We have a joke in my family about eating out–if the service is slow, get me talking. As soon as I begin to speak, our server will arrive with the specials of the day, or a dessert offer, or (my favorite) an inquiry about how our experience is going. Well, fine except for you interrupting me, is what I want to say!
As I think about how AI is currently working to improve customer experience, I ask myself: In this scenario, would a bot be better than a human?
In this case, the answer is ‘no’. At a nice restaurant, I prefer a person who can better read my expression, perceive the mood at the table, and see if the food is rapidly disappearing, or maybe not going over so well. But, clearly, timing and efficiency also matter. Imagine my reaction, for instance, if our waiter brought my side of ranch to the table after I’d finished my food. There’s no doubt that the right (or wrong) interaction at just the right (or wrong) moment is part of the overall customer service experience, and this will play a huge part in how I recall the restaurant. Moreover, it will be a big influencer in whether I recommend it or go back.
Which brings us to how bots can fit into a successful customer service strategy.
In retail, bots hit the sweet spot when it comes to helping us consumers solve our own problems—pre- and post-purchase, for example, research shows that we don’t necessary want to overcomplicate matters by bringing in real people. In a recent Narvar consumer survey, 98% of online shoppers said they prefer speaking to a person rather than a bot, but 38% couldn’t tell if a live chat or messenger app interaction was with AI or a human. On top of that, only 10% could confidently tell that they weren’t communicating with a human.
When answering simple questions or helping consumers with basic tasks, bots are a great first touchpoint, and may even be better than a human representative when all a customer wants is to get an answer and get on with the day. With my side of ranch, for instance, it would have been a better experience for me to simply put in a request at the exact time I needed it, and not wait around for the server to bring it on his own time.
The important thing for retailers is knowing when and how to use your people, and when to save resources by using a bot. The best strategy may be a judicious blend of bots and people, with a sensitivity (that human quality!) toward the right timing and channel through which to deliver the right communication. Based on the results found in Narvar’s consumer study, Bots, Text and Voice: What Cuts Through the Clutter, here are some suggestions for finding that balance:
Use bots where they add more value than a human interaction can.
Bots are great for assisting consumers when they seek answers to basic questions, such as about an EDD (estimated delivery date) or the specifics of your return policy. They can also be used to escalate more complex problems to the appropriate human, driving more efficiency across the board for customer service teams. Bots can also be a great tool for gathering feedback by asking customers about their overall satisfaction with their experiences.
Use humans where they count most.
Much as you’d expect, humans are much better than bots at solving complex problems and handling emotionally charged or difficult situations (the words “I hear you,” for example, can go a long way). It’s also a good idea to involve a human touch when you’re dealing with higher-end products and experiences—84% of consumers say that more communication is critical if a purchase is expensive, and while that doesn’t exclusively mean the communication needs to come from a person, you want to have someone on-hand and prepared in case an issue needs to be escalated.

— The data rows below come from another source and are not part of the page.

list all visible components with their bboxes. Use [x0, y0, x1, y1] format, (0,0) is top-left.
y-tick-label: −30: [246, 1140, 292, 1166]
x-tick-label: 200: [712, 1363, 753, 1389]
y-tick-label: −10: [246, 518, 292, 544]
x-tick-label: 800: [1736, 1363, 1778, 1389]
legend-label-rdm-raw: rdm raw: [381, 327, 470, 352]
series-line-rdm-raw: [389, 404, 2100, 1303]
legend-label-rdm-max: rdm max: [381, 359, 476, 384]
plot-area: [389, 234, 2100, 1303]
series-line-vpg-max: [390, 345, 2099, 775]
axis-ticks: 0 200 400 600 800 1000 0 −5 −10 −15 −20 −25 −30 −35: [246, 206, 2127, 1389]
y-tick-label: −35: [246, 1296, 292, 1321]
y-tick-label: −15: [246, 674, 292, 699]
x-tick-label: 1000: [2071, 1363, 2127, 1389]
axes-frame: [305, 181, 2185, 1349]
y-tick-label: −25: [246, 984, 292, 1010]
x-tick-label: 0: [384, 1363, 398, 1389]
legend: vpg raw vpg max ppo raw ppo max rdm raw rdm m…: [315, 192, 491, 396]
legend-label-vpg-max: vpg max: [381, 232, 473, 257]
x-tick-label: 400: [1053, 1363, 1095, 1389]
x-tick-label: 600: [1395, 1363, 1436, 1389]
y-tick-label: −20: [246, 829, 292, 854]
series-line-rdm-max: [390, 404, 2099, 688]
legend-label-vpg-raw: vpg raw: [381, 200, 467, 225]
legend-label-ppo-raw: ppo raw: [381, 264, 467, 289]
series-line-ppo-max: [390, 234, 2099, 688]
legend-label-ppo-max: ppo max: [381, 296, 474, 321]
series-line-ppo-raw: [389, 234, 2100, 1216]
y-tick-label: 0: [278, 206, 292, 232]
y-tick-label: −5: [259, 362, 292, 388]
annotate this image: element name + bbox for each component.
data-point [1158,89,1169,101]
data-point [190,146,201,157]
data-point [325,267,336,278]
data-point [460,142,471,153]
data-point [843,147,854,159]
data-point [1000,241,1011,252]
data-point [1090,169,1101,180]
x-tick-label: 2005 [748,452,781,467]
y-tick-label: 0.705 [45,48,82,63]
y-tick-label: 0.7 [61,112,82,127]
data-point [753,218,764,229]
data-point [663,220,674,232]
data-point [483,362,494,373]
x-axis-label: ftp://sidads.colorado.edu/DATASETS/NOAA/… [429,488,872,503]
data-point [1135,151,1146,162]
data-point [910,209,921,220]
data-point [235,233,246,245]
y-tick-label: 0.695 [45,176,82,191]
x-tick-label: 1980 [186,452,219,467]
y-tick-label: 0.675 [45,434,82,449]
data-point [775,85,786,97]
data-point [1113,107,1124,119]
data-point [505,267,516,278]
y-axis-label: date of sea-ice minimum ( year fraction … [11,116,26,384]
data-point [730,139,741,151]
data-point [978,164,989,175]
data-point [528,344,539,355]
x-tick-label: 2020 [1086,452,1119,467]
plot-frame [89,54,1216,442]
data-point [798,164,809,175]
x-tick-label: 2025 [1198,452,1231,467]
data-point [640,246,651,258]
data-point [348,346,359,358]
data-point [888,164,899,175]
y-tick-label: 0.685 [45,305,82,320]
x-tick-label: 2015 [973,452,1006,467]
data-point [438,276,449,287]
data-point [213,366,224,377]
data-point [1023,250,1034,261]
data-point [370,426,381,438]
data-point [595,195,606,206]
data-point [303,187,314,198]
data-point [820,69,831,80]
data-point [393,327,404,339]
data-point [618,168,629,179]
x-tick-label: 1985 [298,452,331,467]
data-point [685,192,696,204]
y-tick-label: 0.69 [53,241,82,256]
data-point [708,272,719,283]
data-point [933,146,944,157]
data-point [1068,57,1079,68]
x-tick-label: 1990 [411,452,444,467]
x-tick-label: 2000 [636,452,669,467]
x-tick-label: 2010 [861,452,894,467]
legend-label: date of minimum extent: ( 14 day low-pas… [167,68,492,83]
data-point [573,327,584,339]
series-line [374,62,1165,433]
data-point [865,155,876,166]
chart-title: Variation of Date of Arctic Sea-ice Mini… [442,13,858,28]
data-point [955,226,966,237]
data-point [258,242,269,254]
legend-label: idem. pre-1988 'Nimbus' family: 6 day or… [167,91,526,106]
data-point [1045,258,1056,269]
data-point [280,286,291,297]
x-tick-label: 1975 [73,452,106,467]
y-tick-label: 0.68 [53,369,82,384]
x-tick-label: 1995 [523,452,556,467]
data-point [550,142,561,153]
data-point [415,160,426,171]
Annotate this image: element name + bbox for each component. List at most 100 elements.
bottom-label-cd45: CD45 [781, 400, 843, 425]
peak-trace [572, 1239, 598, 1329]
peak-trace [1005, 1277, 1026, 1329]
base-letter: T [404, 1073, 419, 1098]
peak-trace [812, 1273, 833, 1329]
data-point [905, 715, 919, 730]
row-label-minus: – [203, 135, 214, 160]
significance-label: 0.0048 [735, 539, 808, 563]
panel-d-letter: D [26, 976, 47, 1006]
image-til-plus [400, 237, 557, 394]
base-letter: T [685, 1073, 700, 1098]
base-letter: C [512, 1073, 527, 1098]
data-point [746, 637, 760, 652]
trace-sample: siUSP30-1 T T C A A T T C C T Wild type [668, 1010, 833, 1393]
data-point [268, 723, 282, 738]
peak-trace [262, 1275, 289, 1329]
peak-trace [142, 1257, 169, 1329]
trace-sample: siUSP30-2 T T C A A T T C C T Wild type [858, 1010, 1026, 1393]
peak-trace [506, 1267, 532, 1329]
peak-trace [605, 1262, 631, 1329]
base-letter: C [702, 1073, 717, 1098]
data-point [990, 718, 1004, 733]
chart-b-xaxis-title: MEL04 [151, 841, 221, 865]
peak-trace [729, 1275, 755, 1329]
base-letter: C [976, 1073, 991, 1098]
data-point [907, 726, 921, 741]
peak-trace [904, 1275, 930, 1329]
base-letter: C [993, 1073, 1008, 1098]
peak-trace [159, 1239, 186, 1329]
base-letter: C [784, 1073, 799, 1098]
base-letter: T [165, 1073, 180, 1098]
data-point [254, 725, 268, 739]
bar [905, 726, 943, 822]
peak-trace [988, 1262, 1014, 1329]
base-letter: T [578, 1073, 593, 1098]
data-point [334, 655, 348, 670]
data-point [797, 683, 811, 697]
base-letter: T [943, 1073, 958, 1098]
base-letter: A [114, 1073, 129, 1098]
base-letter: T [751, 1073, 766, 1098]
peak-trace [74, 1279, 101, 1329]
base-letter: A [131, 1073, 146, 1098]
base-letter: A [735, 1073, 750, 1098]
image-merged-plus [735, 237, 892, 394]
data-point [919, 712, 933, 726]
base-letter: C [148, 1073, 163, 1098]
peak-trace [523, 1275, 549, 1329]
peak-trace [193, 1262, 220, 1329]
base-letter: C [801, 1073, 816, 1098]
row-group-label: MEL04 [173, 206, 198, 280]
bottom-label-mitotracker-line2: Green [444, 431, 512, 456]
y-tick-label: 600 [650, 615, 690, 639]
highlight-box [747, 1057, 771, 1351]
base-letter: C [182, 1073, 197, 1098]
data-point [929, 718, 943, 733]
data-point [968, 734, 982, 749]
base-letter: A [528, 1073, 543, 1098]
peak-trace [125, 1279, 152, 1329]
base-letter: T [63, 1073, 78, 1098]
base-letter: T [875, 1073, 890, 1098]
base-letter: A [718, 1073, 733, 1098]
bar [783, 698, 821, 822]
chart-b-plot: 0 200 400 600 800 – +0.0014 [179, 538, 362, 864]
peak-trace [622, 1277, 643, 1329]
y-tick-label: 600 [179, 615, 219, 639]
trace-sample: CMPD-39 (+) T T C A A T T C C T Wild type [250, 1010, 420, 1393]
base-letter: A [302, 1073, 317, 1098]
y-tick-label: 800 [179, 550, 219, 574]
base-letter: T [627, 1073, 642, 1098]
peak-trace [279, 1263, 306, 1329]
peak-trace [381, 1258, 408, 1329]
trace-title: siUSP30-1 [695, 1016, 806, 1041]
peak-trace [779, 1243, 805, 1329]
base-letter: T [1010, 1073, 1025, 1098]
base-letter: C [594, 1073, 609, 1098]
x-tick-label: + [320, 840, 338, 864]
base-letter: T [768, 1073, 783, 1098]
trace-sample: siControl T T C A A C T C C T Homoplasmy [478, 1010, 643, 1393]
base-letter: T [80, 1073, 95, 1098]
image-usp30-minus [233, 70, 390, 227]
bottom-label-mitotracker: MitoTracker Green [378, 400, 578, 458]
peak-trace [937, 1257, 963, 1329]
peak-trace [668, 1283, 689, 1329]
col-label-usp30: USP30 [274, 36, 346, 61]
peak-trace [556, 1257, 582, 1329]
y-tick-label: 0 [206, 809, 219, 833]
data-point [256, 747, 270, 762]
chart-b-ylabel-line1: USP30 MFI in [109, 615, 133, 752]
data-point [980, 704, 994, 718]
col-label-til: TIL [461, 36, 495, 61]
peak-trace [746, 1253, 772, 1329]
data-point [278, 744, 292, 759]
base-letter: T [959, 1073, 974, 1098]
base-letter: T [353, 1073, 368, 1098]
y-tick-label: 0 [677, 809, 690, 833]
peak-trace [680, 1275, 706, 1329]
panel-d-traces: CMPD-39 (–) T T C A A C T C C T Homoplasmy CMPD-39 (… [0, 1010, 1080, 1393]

Create the bot-human workflow with intention—and mind the gaps.
Make it easy for a bot to escalate an issue—you don’t want to frustrate your customers further with interactions that create more friction within their overall experience—and make sure the information your customer has already given to the bot gets to the service rep once the issue is escalated. Keep in mind, too: while emotionally intelligent bots aren’t a reality quite yet, they’re currently being designed to recognize signs of frustration, which will make it easier for them to know when to bring a human into the equation.
The important thing for retailers is knowing when and how to use your people, and when to save resources by using a bot.
Conversational bots and other AI-driven channels such as voice may be in their infancy today, but as they begin to evolve and feel like human interactions, they’ll surely become the norm. Bots are great at assisting with easy Q&As; we like to take care of ourselves until we can’t. When problems need to escalate, then, routing to a human is the right choice.
As with any new communication channel, it’s important to experiment, analyze, refine, and iterate. Just as my family and I appreciate a waiter’s good timing when eating out, shoppers will appreciate bots if you use them to add more value to your pre- and post-purchase experiences.